Biml allows you to create a template that will generate an Incremental Load SSIS package. In this Stairway Series, we will do just that in Building an Incremental Load Package – Level 3. Using Biml to generate a template for a single SSIS package is cool but it doesn’t really solve your problem. The fourth installment in this series helps. Using Biml as an SSIS Design Patterns Engine – Level 4 takes extends the functionality of the Incremental Load Biml file built in Level 3. The result is a Biml file that will build an incremental load SSIS package for each table in a source database. In your use case, that would mean the Biml file would construct 100 SSIS packages in a matter of minutes.
But there’s more. Because the SSIS packages are generated from the same template, the quality of the code increases while the development time decreases. Increased quality further translates into reduced testing requirements. In his now-classic 1986 article, No Silver Bullet—Essence and Accidents of Software Engineering, Frederick Brooks postulates “there is no single development, in either technology or management technique, which by itself promises even one order of magnitude [tenfold] improvement within a decade in productivity, in reliability, in simplicity.” Mr. Brooks may be right, but Biml comes pretty close to hitting (and exceeding) that mark when it comes to certain data integration use cases for SSIS.

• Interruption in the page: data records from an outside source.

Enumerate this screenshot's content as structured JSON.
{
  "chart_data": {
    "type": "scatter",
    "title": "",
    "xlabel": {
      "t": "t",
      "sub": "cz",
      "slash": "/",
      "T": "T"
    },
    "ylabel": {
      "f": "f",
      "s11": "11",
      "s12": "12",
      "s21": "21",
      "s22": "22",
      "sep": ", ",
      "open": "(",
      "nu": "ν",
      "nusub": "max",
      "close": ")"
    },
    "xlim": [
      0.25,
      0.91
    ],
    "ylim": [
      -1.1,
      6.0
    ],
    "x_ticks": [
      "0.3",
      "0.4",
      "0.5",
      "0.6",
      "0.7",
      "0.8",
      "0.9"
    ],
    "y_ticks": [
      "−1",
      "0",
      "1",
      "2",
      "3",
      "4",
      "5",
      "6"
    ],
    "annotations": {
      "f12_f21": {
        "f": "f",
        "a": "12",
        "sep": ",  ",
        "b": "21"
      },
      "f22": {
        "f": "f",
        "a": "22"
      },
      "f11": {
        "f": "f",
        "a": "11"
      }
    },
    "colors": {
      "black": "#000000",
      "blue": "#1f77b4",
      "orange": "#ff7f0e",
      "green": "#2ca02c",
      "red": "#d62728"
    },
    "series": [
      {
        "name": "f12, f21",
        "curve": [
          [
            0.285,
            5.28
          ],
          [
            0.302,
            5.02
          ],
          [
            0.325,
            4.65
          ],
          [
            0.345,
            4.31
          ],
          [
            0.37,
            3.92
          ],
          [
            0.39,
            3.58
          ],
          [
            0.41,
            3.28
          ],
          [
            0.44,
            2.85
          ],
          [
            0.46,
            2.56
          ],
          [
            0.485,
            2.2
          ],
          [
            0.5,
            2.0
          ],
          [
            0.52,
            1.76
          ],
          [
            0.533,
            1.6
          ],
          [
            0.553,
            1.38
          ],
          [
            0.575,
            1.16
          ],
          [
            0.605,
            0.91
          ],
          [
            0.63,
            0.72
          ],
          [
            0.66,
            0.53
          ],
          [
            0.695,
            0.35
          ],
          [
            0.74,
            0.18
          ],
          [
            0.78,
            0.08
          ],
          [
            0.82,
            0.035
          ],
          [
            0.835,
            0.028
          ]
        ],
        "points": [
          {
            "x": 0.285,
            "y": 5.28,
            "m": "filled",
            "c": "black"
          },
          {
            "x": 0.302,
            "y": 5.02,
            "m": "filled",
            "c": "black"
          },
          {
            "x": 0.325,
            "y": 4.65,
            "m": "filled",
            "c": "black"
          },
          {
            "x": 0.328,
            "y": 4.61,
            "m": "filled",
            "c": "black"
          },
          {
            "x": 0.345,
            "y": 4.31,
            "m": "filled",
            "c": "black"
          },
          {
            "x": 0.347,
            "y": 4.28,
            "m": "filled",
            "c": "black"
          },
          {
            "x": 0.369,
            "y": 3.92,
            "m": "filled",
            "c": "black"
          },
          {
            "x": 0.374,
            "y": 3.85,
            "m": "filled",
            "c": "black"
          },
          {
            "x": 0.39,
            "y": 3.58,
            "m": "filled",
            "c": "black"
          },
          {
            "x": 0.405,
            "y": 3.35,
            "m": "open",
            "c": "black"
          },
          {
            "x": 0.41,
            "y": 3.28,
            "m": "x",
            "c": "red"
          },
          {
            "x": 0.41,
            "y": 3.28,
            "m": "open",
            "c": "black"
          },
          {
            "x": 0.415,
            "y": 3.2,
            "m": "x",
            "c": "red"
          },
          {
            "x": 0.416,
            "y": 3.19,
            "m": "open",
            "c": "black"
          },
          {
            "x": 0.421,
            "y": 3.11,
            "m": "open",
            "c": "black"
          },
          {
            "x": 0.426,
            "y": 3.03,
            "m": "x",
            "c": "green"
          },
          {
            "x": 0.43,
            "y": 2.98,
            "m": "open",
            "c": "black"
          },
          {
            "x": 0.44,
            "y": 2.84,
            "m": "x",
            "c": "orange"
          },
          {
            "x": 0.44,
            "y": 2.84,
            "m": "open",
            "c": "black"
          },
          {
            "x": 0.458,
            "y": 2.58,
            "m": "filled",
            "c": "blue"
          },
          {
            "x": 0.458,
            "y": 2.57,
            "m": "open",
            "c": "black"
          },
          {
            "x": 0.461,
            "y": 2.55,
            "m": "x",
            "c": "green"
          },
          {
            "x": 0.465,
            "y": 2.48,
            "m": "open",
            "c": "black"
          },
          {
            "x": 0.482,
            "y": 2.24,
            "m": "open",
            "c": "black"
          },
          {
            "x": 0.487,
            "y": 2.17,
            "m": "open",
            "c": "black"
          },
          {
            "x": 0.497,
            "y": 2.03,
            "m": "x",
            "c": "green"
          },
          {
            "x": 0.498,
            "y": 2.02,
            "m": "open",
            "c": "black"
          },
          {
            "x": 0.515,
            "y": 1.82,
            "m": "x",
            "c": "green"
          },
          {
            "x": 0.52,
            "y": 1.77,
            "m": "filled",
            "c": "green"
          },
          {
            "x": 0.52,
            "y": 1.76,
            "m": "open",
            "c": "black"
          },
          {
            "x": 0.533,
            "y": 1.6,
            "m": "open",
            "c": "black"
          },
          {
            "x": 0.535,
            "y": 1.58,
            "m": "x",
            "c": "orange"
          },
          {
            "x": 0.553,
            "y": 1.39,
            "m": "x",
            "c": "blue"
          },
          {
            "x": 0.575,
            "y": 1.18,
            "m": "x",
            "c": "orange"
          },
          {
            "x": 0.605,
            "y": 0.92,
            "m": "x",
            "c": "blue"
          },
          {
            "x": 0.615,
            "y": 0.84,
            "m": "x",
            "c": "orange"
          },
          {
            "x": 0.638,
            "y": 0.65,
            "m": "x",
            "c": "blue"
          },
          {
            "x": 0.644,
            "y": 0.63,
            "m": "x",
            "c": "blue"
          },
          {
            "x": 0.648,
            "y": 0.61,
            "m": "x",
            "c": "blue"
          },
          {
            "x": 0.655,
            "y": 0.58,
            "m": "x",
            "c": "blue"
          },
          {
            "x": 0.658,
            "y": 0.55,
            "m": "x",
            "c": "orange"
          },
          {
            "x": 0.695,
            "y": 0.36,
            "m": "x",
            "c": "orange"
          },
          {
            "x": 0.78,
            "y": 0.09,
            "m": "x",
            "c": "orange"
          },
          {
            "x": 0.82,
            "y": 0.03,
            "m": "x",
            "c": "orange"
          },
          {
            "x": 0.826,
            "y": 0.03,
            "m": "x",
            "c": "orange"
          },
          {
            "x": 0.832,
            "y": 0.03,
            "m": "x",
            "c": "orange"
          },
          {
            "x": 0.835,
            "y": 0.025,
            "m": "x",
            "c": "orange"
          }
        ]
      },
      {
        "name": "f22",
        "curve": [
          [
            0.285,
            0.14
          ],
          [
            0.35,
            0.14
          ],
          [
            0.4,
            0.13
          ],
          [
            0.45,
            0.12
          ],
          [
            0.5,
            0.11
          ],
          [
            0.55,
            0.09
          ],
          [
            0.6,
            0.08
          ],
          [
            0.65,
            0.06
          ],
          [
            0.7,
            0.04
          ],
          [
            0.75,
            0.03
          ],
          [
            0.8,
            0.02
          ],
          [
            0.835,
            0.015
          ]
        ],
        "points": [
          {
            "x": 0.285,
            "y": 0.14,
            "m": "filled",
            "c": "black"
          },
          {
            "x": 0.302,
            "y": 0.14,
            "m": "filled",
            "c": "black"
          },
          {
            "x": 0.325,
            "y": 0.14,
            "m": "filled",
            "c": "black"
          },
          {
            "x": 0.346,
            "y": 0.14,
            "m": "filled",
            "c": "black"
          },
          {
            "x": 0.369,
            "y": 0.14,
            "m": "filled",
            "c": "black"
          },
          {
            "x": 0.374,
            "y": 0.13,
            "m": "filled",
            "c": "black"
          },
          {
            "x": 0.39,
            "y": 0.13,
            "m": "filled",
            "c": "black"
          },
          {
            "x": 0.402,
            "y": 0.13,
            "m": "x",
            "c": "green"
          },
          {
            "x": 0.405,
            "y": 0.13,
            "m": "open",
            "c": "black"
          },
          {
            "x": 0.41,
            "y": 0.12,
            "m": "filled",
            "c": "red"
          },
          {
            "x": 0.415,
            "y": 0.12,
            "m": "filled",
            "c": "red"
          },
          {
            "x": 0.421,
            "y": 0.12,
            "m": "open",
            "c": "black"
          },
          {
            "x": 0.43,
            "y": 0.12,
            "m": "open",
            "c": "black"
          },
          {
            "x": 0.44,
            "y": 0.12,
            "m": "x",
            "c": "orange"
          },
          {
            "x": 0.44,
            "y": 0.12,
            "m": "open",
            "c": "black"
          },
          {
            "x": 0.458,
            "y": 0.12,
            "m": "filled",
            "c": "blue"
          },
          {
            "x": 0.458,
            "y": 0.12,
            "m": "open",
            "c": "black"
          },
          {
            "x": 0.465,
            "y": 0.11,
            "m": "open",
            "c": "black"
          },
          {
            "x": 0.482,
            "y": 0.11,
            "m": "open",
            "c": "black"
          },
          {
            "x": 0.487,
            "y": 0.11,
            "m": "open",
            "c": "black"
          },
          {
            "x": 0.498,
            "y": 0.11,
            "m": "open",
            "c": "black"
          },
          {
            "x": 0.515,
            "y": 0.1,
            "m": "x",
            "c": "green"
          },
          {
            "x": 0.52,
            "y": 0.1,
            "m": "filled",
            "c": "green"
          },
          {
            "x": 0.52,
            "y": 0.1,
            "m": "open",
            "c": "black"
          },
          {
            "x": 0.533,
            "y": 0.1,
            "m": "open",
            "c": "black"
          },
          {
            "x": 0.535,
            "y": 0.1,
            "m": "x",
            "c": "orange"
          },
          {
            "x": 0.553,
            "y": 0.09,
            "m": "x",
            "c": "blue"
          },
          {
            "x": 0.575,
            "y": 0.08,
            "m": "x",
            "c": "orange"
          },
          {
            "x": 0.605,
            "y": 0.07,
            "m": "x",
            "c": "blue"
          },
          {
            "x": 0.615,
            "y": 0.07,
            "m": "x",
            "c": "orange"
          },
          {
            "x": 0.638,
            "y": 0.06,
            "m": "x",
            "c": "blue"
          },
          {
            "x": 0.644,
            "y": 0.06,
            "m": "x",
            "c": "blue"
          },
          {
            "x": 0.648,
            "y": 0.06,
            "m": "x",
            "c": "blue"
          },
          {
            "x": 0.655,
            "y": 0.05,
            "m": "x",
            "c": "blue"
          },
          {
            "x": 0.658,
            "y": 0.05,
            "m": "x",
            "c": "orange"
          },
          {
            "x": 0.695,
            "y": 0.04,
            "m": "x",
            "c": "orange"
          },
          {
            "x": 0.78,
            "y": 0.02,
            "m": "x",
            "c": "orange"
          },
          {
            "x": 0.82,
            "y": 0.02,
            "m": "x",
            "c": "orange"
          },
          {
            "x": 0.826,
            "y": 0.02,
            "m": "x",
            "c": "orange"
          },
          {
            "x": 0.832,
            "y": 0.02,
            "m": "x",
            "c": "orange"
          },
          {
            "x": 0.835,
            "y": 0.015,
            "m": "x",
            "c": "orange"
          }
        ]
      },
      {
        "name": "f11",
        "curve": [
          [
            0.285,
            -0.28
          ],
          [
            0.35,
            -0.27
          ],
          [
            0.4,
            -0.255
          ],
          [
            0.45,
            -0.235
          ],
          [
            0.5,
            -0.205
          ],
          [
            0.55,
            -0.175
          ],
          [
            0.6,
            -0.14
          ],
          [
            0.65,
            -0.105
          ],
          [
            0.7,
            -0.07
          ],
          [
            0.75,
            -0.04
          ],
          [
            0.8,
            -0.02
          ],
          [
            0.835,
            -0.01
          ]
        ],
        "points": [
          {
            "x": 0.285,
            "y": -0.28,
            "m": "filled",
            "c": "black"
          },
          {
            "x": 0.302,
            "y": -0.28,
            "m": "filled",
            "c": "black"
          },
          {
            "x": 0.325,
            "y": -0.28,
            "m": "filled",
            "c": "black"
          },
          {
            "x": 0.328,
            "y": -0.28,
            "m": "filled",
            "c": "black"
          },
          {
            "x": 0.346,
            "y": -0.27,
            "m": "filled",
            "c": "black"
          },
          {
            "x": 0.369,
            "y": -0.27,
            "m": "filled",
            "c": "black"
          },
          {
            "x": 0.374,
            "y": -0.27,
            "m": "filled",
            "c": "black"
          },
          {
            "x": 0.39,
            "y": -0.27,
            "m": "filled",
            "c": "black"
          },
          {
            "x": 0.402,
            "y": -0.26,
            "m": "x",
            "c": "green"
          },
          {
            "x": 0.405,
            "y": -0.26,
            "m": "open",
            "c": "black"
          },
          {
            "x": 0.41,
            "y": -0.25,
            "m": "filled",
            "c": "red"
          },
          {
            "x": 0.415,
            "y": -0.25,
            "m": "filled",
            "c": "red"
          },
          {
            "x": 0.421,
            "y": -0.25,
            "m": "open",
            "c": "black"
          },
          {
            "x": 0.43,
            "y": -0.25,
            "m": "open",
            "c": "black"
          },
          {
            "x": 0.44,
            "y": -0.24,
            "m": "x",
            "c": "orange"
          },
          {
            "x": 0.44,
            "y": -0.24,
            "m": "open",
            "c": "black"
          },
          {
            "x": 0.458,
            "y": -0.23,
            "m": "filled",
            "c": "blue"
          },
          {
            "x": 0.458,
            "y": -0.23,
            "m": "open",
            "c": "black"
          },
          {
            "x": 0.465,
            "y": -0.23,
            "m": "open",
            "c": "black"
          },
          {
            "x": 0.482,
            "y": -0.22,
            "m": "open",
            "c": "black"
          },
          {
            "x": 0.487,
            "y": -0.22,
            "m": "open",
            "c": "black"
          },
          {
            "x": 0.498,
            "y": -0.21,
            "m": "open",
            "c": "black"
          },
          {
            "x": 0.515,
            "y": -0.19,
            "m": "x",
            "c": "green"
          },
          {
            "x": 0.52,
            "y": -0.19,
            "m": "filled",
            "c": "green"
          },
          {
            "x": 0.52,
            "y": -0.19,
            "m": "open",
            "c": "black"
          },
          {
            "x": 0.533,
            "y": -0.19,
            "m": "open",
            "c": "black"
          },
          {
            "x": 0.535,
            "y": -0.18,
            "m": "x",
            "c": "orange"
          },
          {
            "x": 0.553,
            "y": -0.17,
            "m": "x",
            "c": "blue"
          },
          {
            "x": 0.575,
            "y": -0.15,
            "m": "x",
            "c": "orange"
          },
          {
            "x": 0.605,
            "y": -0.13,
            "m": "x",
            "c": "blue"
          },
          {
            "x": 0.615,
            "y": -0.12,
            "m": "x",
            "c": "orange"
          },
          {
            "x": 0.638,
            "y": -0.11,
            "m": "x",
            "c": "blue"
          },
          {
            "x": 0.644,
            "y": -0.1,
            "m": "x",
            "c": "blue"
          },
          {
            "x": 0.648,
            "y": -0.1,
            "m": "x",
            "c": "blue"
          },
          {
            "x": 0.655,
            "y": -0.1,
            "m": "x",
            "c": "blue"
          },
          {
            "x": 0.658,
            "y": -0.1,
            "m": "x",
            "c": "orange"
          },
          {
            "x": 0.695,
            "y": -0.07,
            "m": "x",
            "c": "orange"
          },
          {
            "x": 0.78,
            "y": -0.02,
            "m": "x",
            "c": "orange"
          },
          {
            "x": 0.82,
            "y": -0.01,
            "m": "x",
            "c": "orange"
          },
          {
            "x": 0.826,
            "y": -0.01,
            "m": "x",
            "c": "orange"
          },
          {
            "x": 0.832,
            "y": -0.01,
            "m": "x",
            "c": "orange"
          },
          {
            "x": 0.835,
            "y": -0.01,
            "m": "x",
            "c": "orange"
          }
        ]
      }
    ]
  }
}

In this introduction we have listed some limitations faced by data integration developers and architects using only Microsoft development tools. We also provided a list of ways Biml and BimlScript address these limitations.
In this series, the authors intend to demonstrate several features of – and use cases for – Biml in the data integration enterprise. We believe Biml is game-changing technology that can literally save data integration developers hundreds (or even thousands) of hours. We hope you will join us on this journey!